A mystery shrub sends GINA PARKINSON scrabbling through her books and the internet. She thinks it is probably a honeysuckle.

ON A sunny Saturday a couple of weekends ago, I spotted the first bee in the garden, visiting a shrub that had come into flower unnoticed.

This twiggy shrub has looked unremarkable all winter, a mess of thin stems four or five tall, and that’s it.

Now the dormant buds have opened into clusters of small white blooms hanging along each stem, the warmth of the sun and scent of the flowers enticing the bee from its winter hideout.

The shrub looks to be Lonicera fragrantissima, right, although it is unlabelled and research in books and on the internet has been unhelpful, since a number of species and varieties are very similar.

However, I am sure that it is a shrubby honeysuckle, a member of the family whose fragrant summer-flowering climbers are more familiar.

For much of the year, this shrub has been barely noticeable even when in leaf at the end of summer when we moved here; but from December, depending on the temperature, sweetly perfumed flowers have appeared in increasing numbers.

In mild areas, the leaves may be evergreen but in our area it is more likely to be deciduous with flowers appearing before the foliage.

Lonicera fragrantissima needs little care once planted and although it will grow in semi shade, this shrub will flower best in an open, sunny site.

Little pruning is required as it will look best left to grow uncut to its full size, which is around two metres with a similar spread.
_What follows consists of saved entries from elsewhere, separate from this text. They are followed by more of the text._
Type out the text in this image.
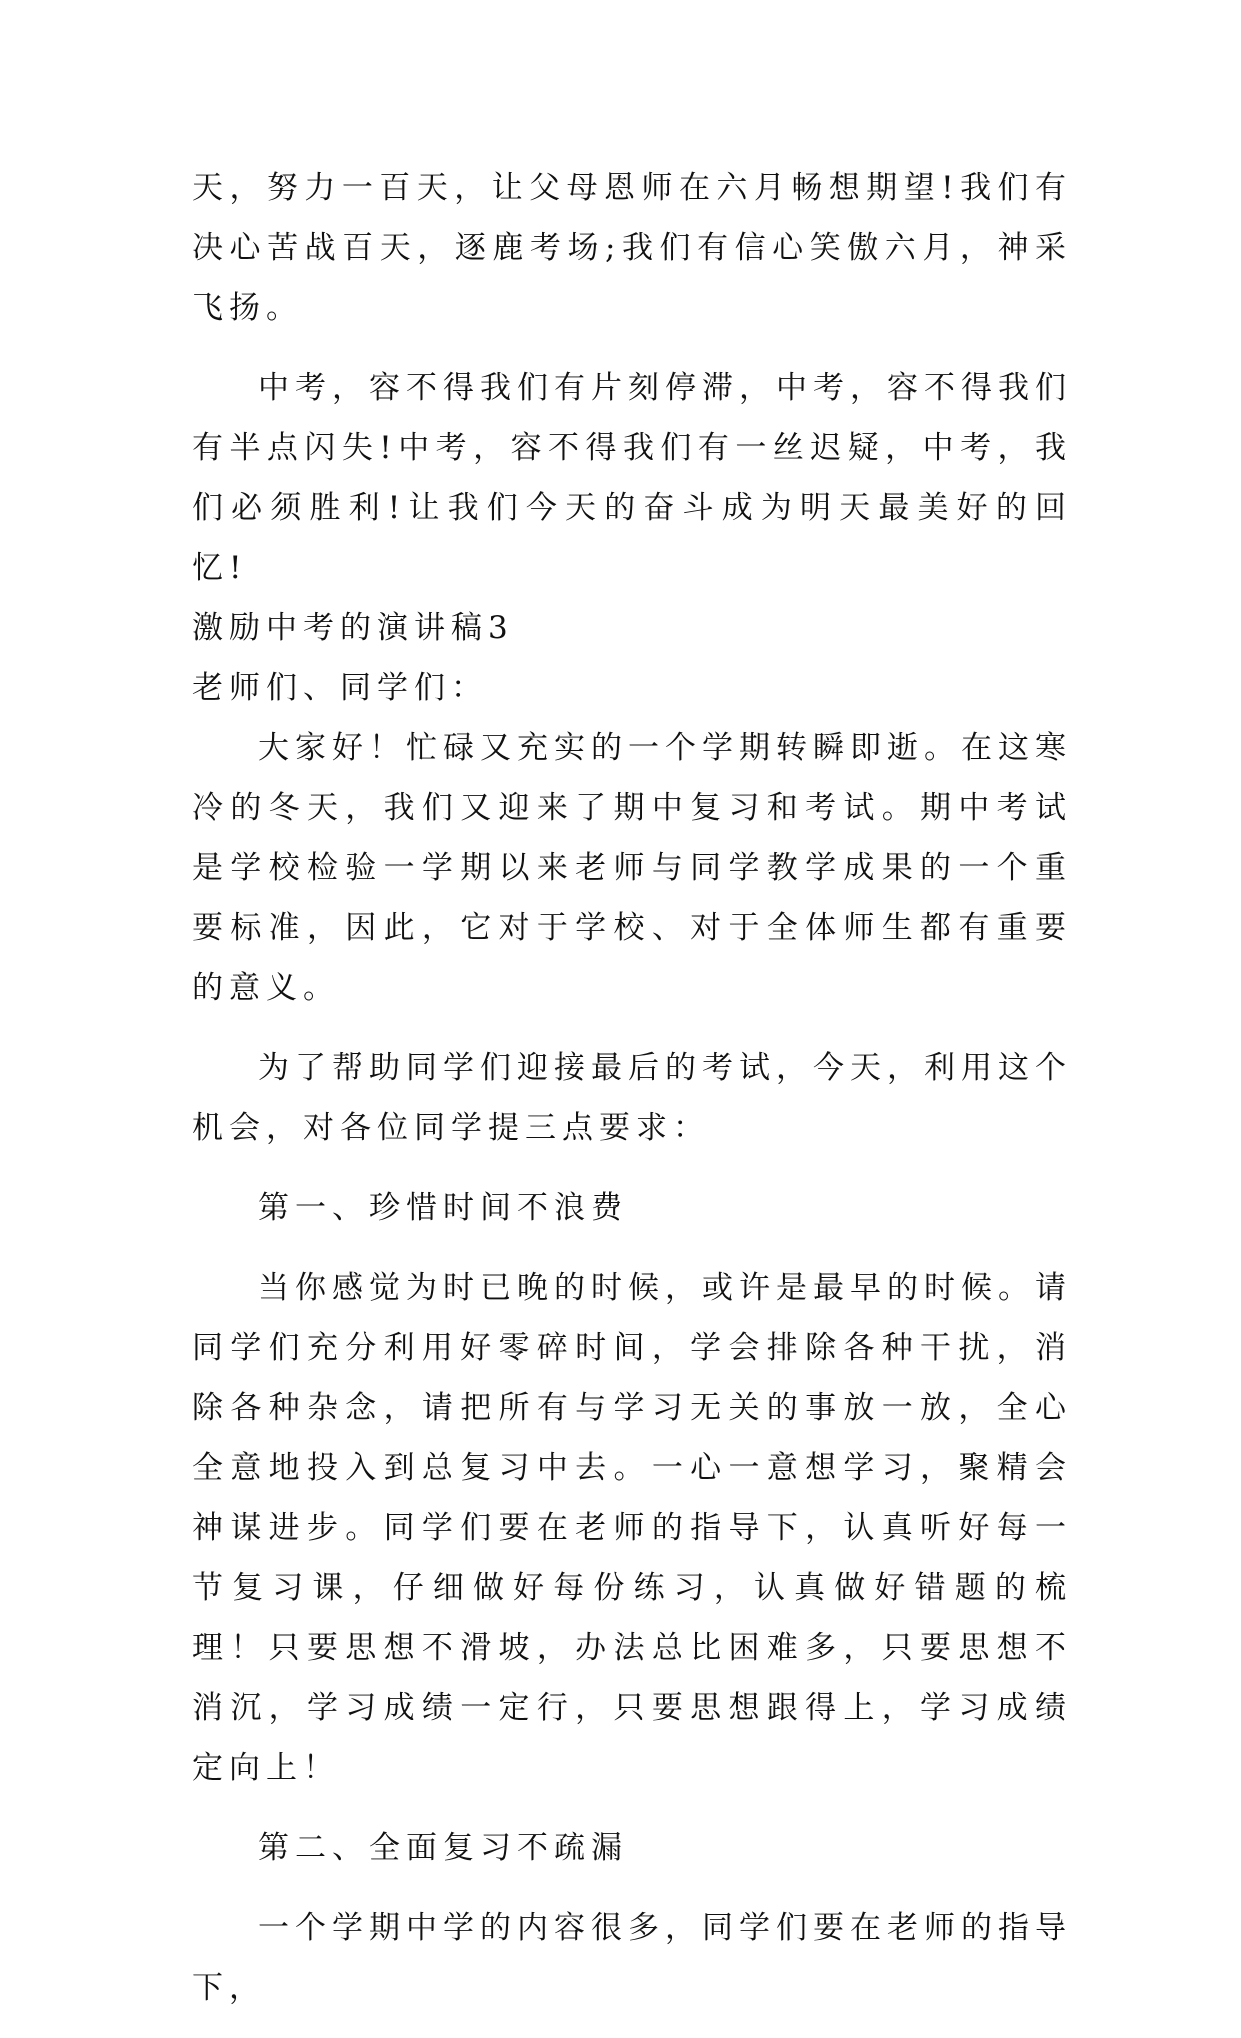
天，努力一百天，让父母恩师在六月畅想期望!我们有决心苦战百天，逐鹿考场;我们有信心笑傲六月，神采飞扬。

中考，容不得我们有片刻停滞，中考，容不得我们有半点闪失!中考，容不得我们有一丝迟疑，中考，我们必须胜利!让我们今天的奋斗成为明天最美好的回忆!

激励中考的演讲稿3

老师们、同学们：

大家好！忙碌又充实的一个学期转瞬即逝。在这寒冷的冬天，我们又迎来了期中复习和考试。期中考试是学校检验一学期以来老师与同学教学成果的一个重要标准，因此，它对于学校、对于全体师生都有重要的意义。

为了帮助同学们迎接最后的考试，今天，利用这个机会，对各位同学提三点要求：

第一、珍惜时间不浪费

当你感觉为时已晚的时候，或许是最早的时候。请同学们充分利用好零碎时间，学会排除各种干扰，消除各种杂念，请把所有与学习无关的事放一放，全心全意地投入到总复习中去。一心一意想学习，聚精会神谋进步。同学们要在老师的指导下，认真听好每一节复习课，仔细做好每份练习，认真做好错题的梳理！只要思想不滑坡，办法总比困难多，只要思想不消沉，学习成绩一定行，只要思想跟得上，学习成绩定向上！

第二、全面复习不疏漏

一个学期中学的内容很多，同学们要在老师的指导下，
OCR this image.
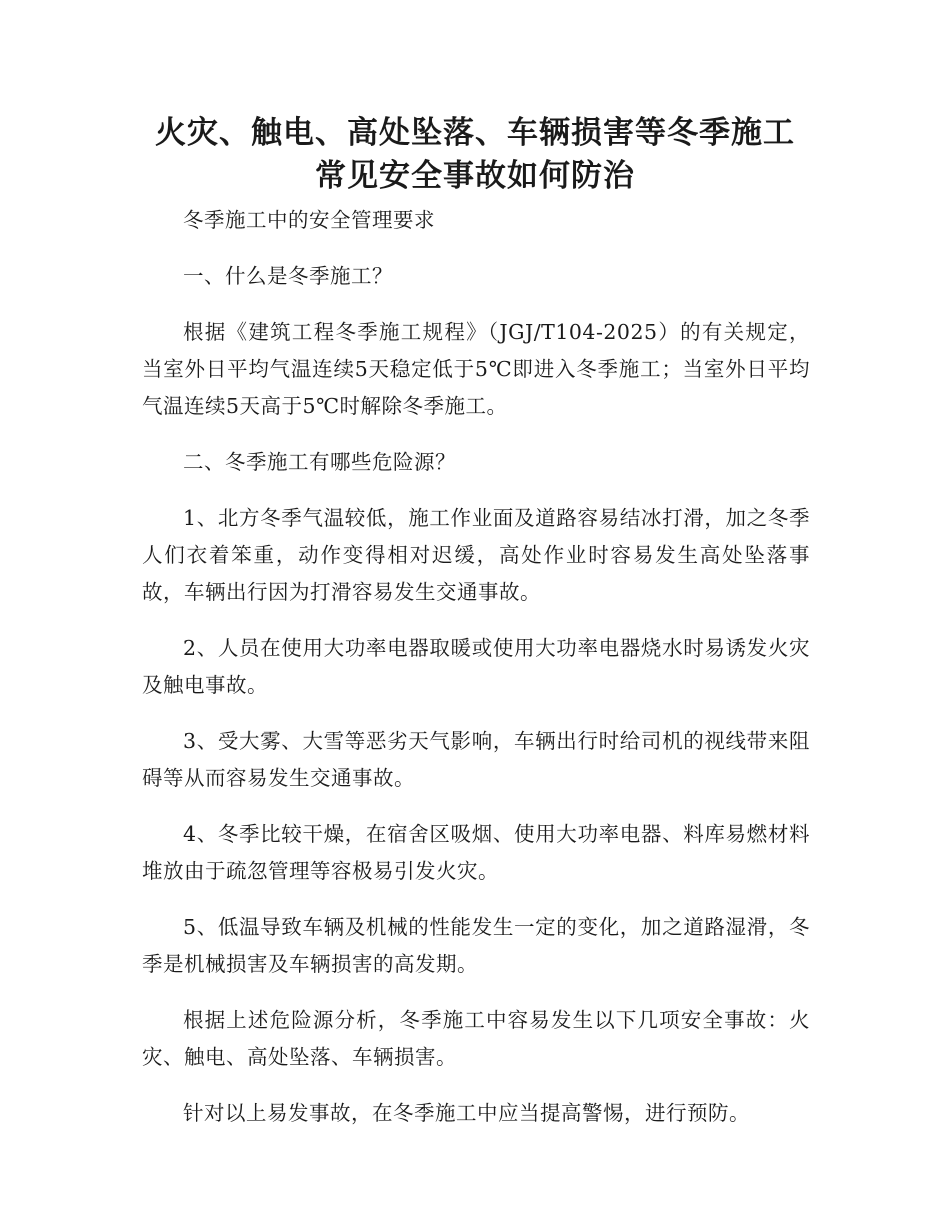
火灾、触电、高处坠落、车辆损害等冬季施工常见安全事故如何防治

冬季施工中的安全管理要求

一、什么是冬季施工？

根据《建筑工程冬季施工规程》（JGJ/T104-2025）的有关规定，当室外日平均气温连续5天稳定低于5℃即进入冬季施工；当室外日平均气温连续5天高于5℃时解除冬季施工。

二、冬季施工有哪些危险源？

1、北方冬季气温较低，施工作业面及道路容易结冰打滑，加之冬季人们衣着笨重，动作变得相对迟缓，高处作业时容易发生高处坠落事故，车辆出行因为打滑容易发生交通事故。

2、人员在使用大功率电器取暖或使用大功率电器烧水时易诱发火灾及触电事故。

3、受大雾、大雪等恶劣天气影响，车辆出行时给司机的视线带来阻碍等从而容易发生交通事故。

4、冬季比较干燥，在宿舍区吸烟、使用大功率电器、料库易燃材料堆放由于疏忽管理等容极易引发火灾。

5、低温导致车辆及机械的性能发生一定的变化，加之道路湿滑，冬季是机械损害及车辆损害的高发期。

根据上述危险源分析，冬季施工中容易发生以下几项安全事故：火灾、触电、高处坠落、车辆损害。

针对以上易发事故，在冬季施工中应当提高警惕，进行预防。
One or two of the oldest stems can be removed occasionally at the base from a mature specimen to encourage new growth.

Other winter-flowering shrubby honeysuckles include Lonicera x purpurii which is a cross between L. fragrantissima and L. standishii and its popular cultivar ‘Winter Beauty’.


In the veg patch...

OUR rhubarb plant has been joined by two others. It was already planted in the garden when we moved, so we haven’t been able to identify the variety, but the new ones are ‘Timperley Early’ and ‘Victoria’.

These have been chosen to give a long season of picking with ‘Timperley Early’ being a good variety for forcing for a crop in February and March.

We won’t be doing any forcing this year, having left it a little late, but unforced stems will crop until early summer.

‘Victoria’ is a popular old variety and will extend the season into August with thick pink tinged green stems.

Rhubarb will grow in most soils, although it doesn’t like to dry out in summer. It needs space and will tie up an area for several years once established since it dislikes being moved.

Plants bought at this time of year need to be planted out straight away since they will already have started into growth, but decent sized specimens in big pots will soon recover and produce a few stems for cropping this season. Small plants are cheaper, but they need to be left to grow on unpicked for at least one season in order to feed and develop a good root system.

Well-rotted compost added to the planting mix and a good soaking will give newly planted specimens a good start and an annual thick mulch around the crowns of the plants in late winter will keep them healthy and productive for many years.


Weekend catch-up

FOR a number of winters, I left dahlia tubers in the ground the whole year as our winters had been relatively mild.

However, in the winter of 2009/2010 I lost all our plants, some several years old, and ended up with none last summer.

If we had any in our new garden, they are sure to have been lost this winter. So I am starting again with a clutch of tubers donated from the garden of a sister of a friend, together with one from my mum. This is often how gardening works, a plant is lost and unknowing of this fact, someone else has an excess of that very thing.

This is a roundabout way of saying that it is time to start off dahlia tubers, either the ones dug up from the garden last autumn or new specimens on sale in nurseries and garden centres.

Dahlia tubers are strange dusty beings at the beginning of the year and looking at them it is hard to imagine the glory of their flowers in a late summer garden.

To get them to this distant point, they need to be put into pots of compost, watered well and placed in a cool, frost-free room. Here they will slowly absorb the moisture, swell and eventually begin to shoot.

In May, they can be hardened off and put into their flowering position when the danger of frost has passed.


Gardening TV and radio

Sunday, February 27
8am, BBC Radio Humberside, The Great Outdoors with Blair Jacobs and Doug Stewart.

9am, BBC Radio Leeds, Tim Crowther ad Joe Maiden.

2pm, BBC R4, Gardeners’ Question Time. Pippa Greenwood, Matthew Biggs, Anne Swithinbank and chairman Peter Gibbs answer questions from gardeners in Cobham, Surrey. The gardening weather forecast is at 2.40pm. (Repeated from Friday).

Friday, March 4
3pm, BBC R4, Gardeners’ Question Time. Eric Robson and his team of experts help with horticultural problems in Northumberland. Matthew Wilson looks at the progress of the 2012 Olympic Park and Eddie Wardrobe visits a community allotment in Prudoe near Newcastle. The gardening weather forecast is at 3.40pm. (Repeated on Sunday at 2pm). Saturday, March 5
7am, BBC Radio York, Julia Booth. Presenter Julia and plant expert Nigel Harrison hold their weekly plant surgery.